Atteso appuntamento al Teatro Municipale di Piacenza con Franco Branciaroli nel nuovo spettacolo diretto da Antonio Calenda, “Edipo Re” di Sofocle, in scena stasera alle ore 21. Le due serate sono inserite nel cartellone della Stagione di Prosa “TRE PER TE” 2008/2009, direzione artistica di Diego Maj, organizzata da Teatro Gioco Vita – Teatro Stabile di Innovazione con il Comune di Piacenza, il sostegno di Cariparma, Fondazione di Piacenza e Vigevano, Edilstrade Building Spa, Enìa, Cadey e Cooperativa Costruzioni Edili Valdarda e il contributo di Ministero per i Beni e le Attività Culturali – Dipartimento dello Spettacolo e Regione Emilia Romagna. Alle 17 e 30, ai Filodrammatici, incontro "Ditelo all'attore", moderato da Enrico Marcotti, critico teatrale di Libertà.
«In un mondo smarrito, minaccioso, delle cui ombre sentiamo costantemente l'incombere è emblematico rielaborare il percorso, dal buio verso la chiarezza che Edipo compie nella tragedia sofoclea: un percorso nella coscienza che allo stesso tempo è individuale, di intima analisi e collettivo, di grande profondità...». Queste sono le parole con cui il regista Antonio Calenda introduce al suo nuovo lavoro “Edipo Re”, dal testo di Sofocle (con la traduzione moderna di Raul Montanari). Dopo il grande successo di “Vita di Galileo” di Bertolt Brecht, applaudito anche al Teatro Municipale di Piacenza due anni fa, il regista lavora ancora al fianco di un grandissimo interprete quale Franco Branciaroli.
Lo spettacolo è prodotto dal Teatro Stabile del Friuli Venezia Giulia, dal Teatro de gli Incamminati e dal Teatro di Messina.
Scritta probabilmente nel 430 a.C., la tragedia si incentra sul mito di Edipo, che dopo aver risolto gli enigmi della Sfinge ha ottenuto di regnare sulla città di Tebe e la mano della regina Giocasta, vedova del re Laio. Con lei concepisce quattro figli, Eteocle, Polinice, Antigone ed Ismene e potrebbe vivere felice, come sovrano giusto e padre amato. Ma il testo si apre in realtà su uno scenario cupo: la città di Tebe è devastata da una violentissima pestilenza. Edipo si rivolge all'Oracolo di Delfi, nella speranza di poter ottenere qualche consiglio per accattivarsi il favore degli dei e salvare la città dall'epidemia. L'Oracolo suggerisce di scoprire chi abbia ucciso il Re Laio, solo dopo aver fatto giustizia, la pace ritornerà a Tebe. Inizia da qui un folgorante flash-back che rivelerà ad Edipo di essere lui stesso l'assassino del suo genitore e quindi lo sposo della propria madre. Deciso a sottomettersi alla più giusta punizione, sul cadavere della sfortunata Giocasta, suicidatasi, si acceca. Abbandona dunque Tebe, affidando il regno ed i figli al cognato Creonte.

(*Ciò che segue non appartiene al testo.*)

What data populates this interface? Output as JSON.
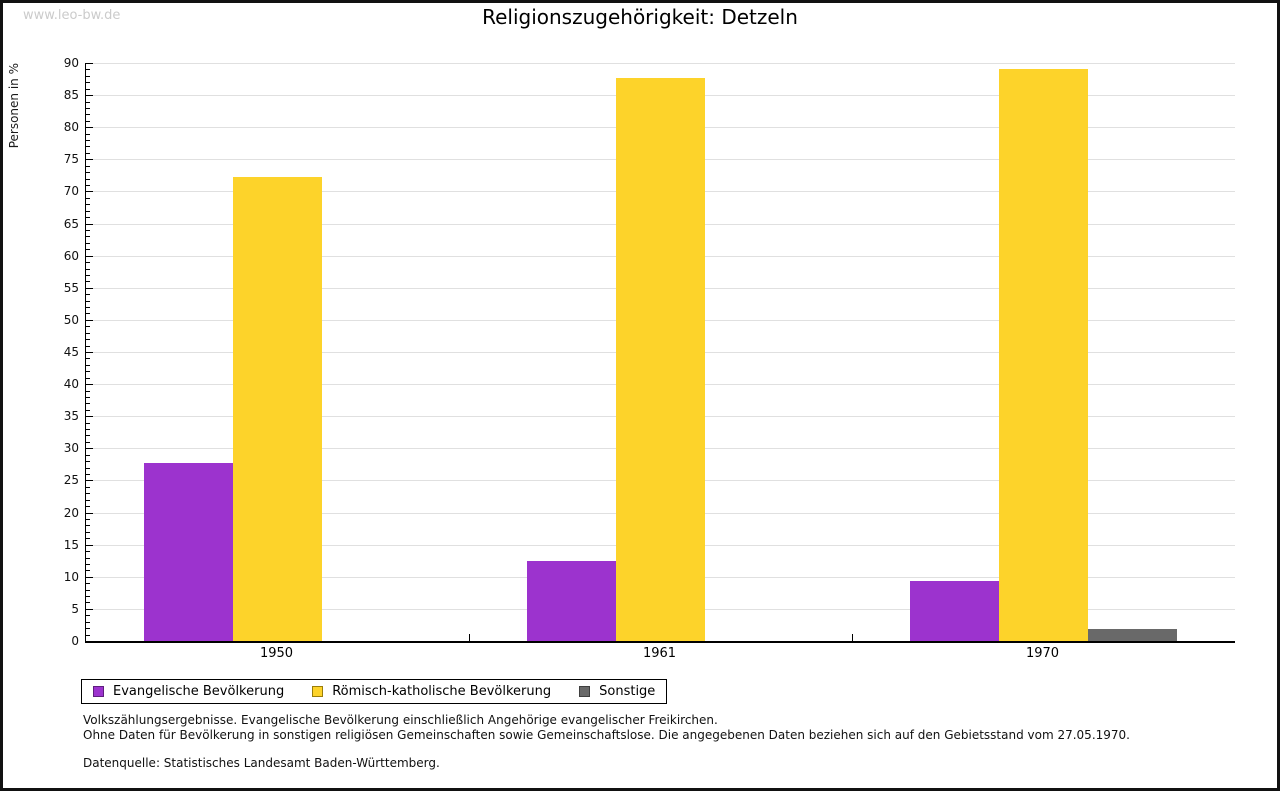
{
  "watermark": "www.leo-bw.de",
  "title": "Religionszugehörigkeit: Detzeln",
  "footnotes": {
    "line1": "Volkszählungsergebnisse. Evangelische Bevölkerung einschließlich Angehörige evangelischer Freikirchen.",
    "line2": "Ohne Daten für Bevölkerung in sonstigen religiösen Gemeinschaften sowie Gemeinschaftslose. Die angegebenen Daten beziehen sich auf den Gebietsstand vom 27.05.1970.",
    "source": "Datenquelle: Statistisches Landesamt Baden-Württemberg."
  },
  "colors": {
    "gridline": "#e0e0e0",
    "axis": "#000000",
    "watermark": "#cbcbcb"
  },
  "chart_data": {
    "type": "bar",
    "title": "Religionszugehörigkeit: Detzeln",
    "categories": [
      "1950",
      "1961",
      "1970"
    ],
    "series": [
      {
        "name": "Evangelische Bevölkerung",
        "color": "#9c33ce",
        "swatch_border": "#5e1f7e",
        "values": [
          27.7,
          12.4,
          9.4
        ]
      },
      {
        "name": "Römisch-katholische Bevölkerung",
        "color": "#fdd32a",
        "swatch_border": "#9a7d0a",
        "values": [
          72.3,
          87.6,
          89.0
        ]
      },
      {
        "name": "Sonstige",
        "color": "#696969",
        "swatch_border": "#3f3f3f",
        "values": [
          0,
          0,
          1.9
        ]
      }
    ],
    "xlabel": "",
    "ylabel": "Personen in %",
    "ylim": [
      0,
      90
    ],
    "ytick_major_step": 5,
    "ytick_minor_step": 1,
    "grid": true,
    "legend_position": "bottom"
  }
}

«Edipo – spiega Branciaroli – è l’eroe tragico che non sa chi è: tutto gli casca addosso perché tutto è già avvenuto. Questa conoscenza di sé avviene attraverso il dolore. Il dolore è la caratteristica di Edipo, dunque. Lui dice che nessuno ha un dolore più grande del suo (battuta che poi riprenderà Hamm in ‘Finale di partita’ di Beckett). Infatti appena lui conosce diventa cieco: la cecità, come il dolore, nella cultura greca è strettamente legata alla conoscenza».
Nella messa in scena di Calenda la dimensione dell'incubo che Edipo rivive dentro di sé, riscrivendo con parole di atroce verità il proprio passato, diventa protagonista. Perciò nell'interpretazione dello stesso Branciaroli si raccolgono molti dei protagonisti della tragedia – oltre Edipo, il messo Tiresia e la stessa Giocasta – a dimostrare che in lui e nella sua carne si convogliano tutti i frutti e le radici della colpa. Accanto a lui un coro tutto maschile a fare da eco e moderno commento.